Shinji went from a shy, sweet young boy desperate for his father's attention, to something resembling a schizophrenic who lives only for praise, and then when he receives said praise, he accuses the praisers of lying to him just to make him go and fight in the Eva.
Asuka was my favorite character, and she was most like me with her sassy attitude and hitting people-ness. Then they start digging up this backstory of her mother going insane, and beginning to think a doll is her actual daughter Asuka, and ignoring the real Asuka as "that other girl", culminating in Asuka coming home from school to find her mother has hanged herself and the doll.
It would have been interesting to explore this effect on Asuka IF and ONLY IF it had been properly researched and gone into minor psychology from which Asuka could overcome this problem or fall to despair from it.
Instead, she just goes crazy, moping around like Shinji, and generally acting "decidedly" unpredictable, in that her actions seem to be only motivated by plot convenience.
Rei Ayanami had a chance to be someone who would stand out, who would somehow, despite not being an individual (spoiler alert) would somehow break out of that shell with Shinji's help and establish herself as her own person. This entire subplot was being established every time Shinji tried to emotionally connect with her.
Misato Katsuragi was humorous and interesting enough on her own, but then they give her an unresolved-relationship-end thing dealy with that other guy. This had the makings of a typical romantic comedy-drama, but since the whole series devolved into a series of caricatures of mental illnesses, she becomes insane and obsessive and a cliche' stereotype of a "hysterical woman".
The Blonde woman (whose name I forgot) simply goes insane, and thinks her mother's spirit lives on in the Three Magi machines, and starts to talk to them like they're her mother.
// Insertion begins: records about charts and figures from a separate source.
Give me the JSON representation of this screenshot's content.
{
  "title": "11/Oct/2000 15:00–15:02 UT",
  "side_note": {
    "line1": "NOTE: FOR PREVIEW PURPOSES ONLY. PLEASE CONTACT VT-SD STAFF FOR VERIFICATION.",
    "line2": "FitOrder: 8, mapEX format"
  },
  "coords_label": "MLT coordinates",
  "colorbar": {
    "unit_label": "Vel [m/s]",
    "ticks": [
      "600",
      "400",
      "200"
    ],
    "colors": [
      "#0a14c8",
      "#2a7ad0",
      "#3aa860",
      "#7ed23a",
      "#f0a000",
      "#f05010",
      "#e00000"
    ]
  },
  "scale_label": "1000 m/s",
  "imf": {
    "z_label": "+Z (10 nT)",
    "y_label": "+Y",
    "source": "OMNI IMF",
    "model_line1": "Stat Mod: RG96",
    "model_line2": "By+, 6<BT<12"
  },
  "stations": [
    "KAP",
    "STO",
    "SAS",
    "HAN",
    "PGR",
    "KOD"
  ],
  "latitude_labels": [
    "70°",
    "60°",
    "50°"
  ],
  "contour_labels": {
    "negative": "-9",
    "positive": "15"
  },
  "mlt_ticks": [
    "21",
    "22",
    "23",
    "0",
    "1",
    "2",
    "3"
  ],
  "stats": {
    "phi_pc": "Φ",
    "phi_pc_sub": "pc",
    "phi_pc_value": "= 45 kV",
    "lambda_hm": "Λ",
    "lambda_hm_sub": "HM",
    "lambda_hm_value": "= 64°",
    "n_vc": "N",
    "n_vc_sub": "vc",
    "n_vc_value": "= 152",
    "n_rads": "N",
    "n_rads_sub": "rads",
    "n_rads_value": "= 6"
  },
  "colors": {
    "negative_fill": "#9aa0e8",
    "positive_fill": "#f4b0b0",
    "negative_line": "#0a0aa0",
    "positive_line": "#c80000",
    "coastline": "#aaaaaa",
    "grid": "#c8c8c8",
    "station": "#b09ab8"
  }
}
Also, she was apparently raised with "traditional japanese values", which means she believes women are a completely different species from men, and thus somehow it is impossible for them to relate.
Everyone else who was formerly a real character simply becomes a canvas upon which a depressed artist paints what he believes to be real and relevant portraits of the worst of humanity, but only show that this artist has not done his research, and has no experience with the human condition to understand how a person falls to their bad experiences, and what they do to overcome or get run down by them. Everyone in this series is simply a convenient prop piece for the artist's bitter message on how humanity is trash.
But that is including the "End of Evangelion" ending.
The original show earns one star from me for its ending, one which should have been kept. In it, Shinji, in a surrealist sort of place, struggles with his internal demons, and eventually overcomes, realizing that he has control over his life, and he is suddenly surrounded by all the characters of the series, applauding him overcoming his whiny man-child emo shell and becoming a real, well-rounded person once more.
The messages in this series had great potential, but were poorly executed by a storyline which seemed to have been either written by entirely different people mid-way through, or was being steadily transformed by a depressed director who was probably not involved in the final episode, judging by how he went and changed it in "End of Evangelion".
Either way, despite the good character design, initially great character chemistry and development, and initially interesting concepts and philosophy, it completely fell apart from its message, and became gratuitously overbearing and pretentious, with a severely narrow-ranging view of the sexes, and rather childish sexism you expect in disillusioned pubescent adolescents without a proper guiding hand in their development.